Dian often portrayed the most awkwardly, a shame since the weight of the plot is on her shoulders.
Even though I’ve seen Watkiss do some amazing art, I was underwhelmed here.
In The Brute, Dodd’s investigation of a wealthy fight promoter soon spirals into variety of horrible events related to man’s lust and vices.
A young fighter with a daughter to support tries to do the right thing and the elder fight promoter seems incapable of doing anything but terrible wrongs.
One thing I didn’t mention in my first review was the one page dream scenes that accompany Dodds’ adventures – they have brief appearances of Dream from Gaiman’s Sandman, and suggest a sort of precognition. These nightmares are entirely missing from The Face but return in The Brute. I suppose the creators decided they did help set the tone.
The art for The Brute is perhaps halfway between the work in previous arcs – thinner lines, but also the thinner figures. Dodds is characteristically serious but without quite as much feeling in his eyes as when Davis draws him.
The young boxer, Ramsey, is expressive though, especially towards the end where his pain radiates off the page. And the primary villain of the story moves between smarmy business dealings and gritted angry teeth with admirable rendering.
Everyone suffers from some staleness – that problem some artists have where their figures seem to be standing still, mouths wide, instead of actually in the midst of action and conversation – but the characters new to this arc much less than our reoccurring cast.
There’s a problem, perhaps, with a rotating team of artists. When the one who introduced the characters does so well, it’s hard to find footing near that peak.
Between the two stories, the further development of our heroes is the fascinating, as well as being the most satisfyingly executed.
It’s in the details of the slightly threadbare twists and turns where this book suffers.
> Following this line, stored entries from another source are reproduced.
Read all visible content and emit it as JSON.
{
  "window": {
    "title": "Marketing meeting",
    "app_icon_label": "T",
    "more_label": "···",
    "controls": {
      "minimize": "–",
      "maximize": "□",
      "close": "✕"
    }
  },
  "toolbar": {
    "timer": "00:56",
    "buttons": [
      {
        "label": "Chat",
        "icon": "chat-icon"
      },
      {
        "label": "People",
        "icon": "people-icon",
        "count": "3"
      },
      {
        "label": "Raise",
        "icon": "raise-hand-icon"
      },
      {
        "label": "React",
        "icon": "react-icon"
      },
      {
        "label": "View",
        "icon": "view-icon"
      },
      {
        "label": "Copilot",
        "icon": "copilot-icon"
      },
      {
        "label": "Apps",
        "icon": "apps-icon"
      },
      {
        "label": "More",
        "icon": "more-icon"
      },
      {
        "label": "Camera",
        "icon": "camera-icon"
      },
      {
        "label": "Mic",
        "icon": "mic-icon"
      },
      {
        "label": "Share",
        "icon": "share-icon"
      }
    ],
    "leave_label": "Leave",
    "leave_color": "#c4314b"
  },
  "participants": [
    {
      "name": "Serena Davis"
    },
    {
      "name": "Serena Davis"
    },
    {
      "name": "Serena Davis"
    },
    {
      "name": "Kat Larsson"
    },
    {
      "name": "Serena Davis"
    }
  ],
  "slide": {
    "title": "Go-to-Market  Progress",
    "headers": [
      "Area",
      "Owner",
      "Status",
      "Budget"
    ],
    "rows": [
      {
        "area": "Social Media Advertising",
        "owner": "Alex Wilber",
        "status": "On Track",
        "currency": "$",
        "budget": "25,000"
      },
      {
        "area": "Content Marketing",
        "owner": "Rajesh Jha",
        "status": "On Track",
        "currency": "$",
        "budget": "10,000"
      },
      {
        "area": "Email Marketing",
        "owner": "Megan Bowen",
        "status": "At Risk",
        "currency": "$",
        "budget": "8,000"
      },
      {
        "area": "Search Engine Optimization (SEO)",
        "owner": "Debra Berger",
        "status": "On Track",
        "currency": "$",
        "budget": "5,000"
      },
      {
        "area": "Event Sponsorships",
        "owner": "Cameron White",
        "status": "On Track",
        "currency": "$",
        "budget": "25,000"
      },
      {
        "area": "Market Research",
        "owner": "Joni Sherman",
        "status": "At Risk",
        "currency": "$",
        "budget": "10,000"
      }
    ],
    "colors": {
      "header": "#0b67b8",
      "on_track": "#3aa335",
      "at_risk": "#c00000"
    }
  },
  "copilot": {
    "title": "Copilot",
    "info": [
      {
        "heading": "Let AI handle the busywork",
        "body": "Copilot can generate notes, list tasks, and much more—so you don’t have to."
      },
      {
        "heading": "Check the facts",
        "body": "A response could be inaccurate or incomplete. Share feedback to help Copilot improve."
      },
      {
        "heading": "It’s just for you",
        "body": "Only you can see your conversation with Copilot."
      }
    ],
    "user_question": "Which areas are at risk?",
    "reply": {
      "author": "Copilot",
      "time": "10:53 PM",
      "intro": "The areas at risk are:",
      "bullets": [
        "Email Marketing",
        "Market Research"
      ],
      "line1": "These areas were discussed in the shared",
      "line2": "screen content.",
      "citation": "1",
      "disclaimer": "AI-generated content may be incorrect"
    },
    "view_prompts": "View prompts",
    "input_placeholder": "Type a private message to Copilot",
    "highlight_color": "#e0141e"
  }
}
For a “Mystery Theatre,” the actual mysteries are extremely predictable, as was the “shock” moment in the second book, which provides Ramsey’s final motivation.
I feel that if you have anger more at the storyteller for allowing their pawns be so amazingly stupid than at the bad guys for doing what bad guys do, then it’s something worth mentioning.
Spoiler [Ramsey leaves his daughter with a smelly old hobo in his hobo shack while he looks for work. Even in the 1930s, I just can’t believe that the loving father – who has shown no signs of mental retardation so far – would be so amazingly niave, and then shocked at the results.]
The eventually revealed string puller in the first book has quite thin motivation and simple profit and pleasure is on the mind of the second.
A lesson could be taken about the shallow needs of mankind; those with evil in their hearts motivated by the basest of desires.
But it wasn’t entirely gratifying as a morality play.
Perhaps my main complaint with SMT: The Face and The Brute is that it feels like Wagner has much better in him.
It’s 12 issues in and the scene is just being set, intriguing characters over familiar stories (in slightly different settings, perhaps), nothing a reader of the crime or gritty superhero genre hasn’t seen before.
The players are the strength, but the scenario has yet to startle me.
To newer readers, the stories may seem quite fresh and even disturbing, but those with a fair amount of experience will get more out of the subtle character growth than the actual “mysteries.”
There are moments here that make this book valuable for fans interested in Dodds and Dian.
SMT isn’t a particularly important series to the rest of the DCU, but holds a historical cornerstone, well representing the “mystery men” of early adventure comics and their transition to more recognizable superheroes – all with a dark and modern storytelling approach.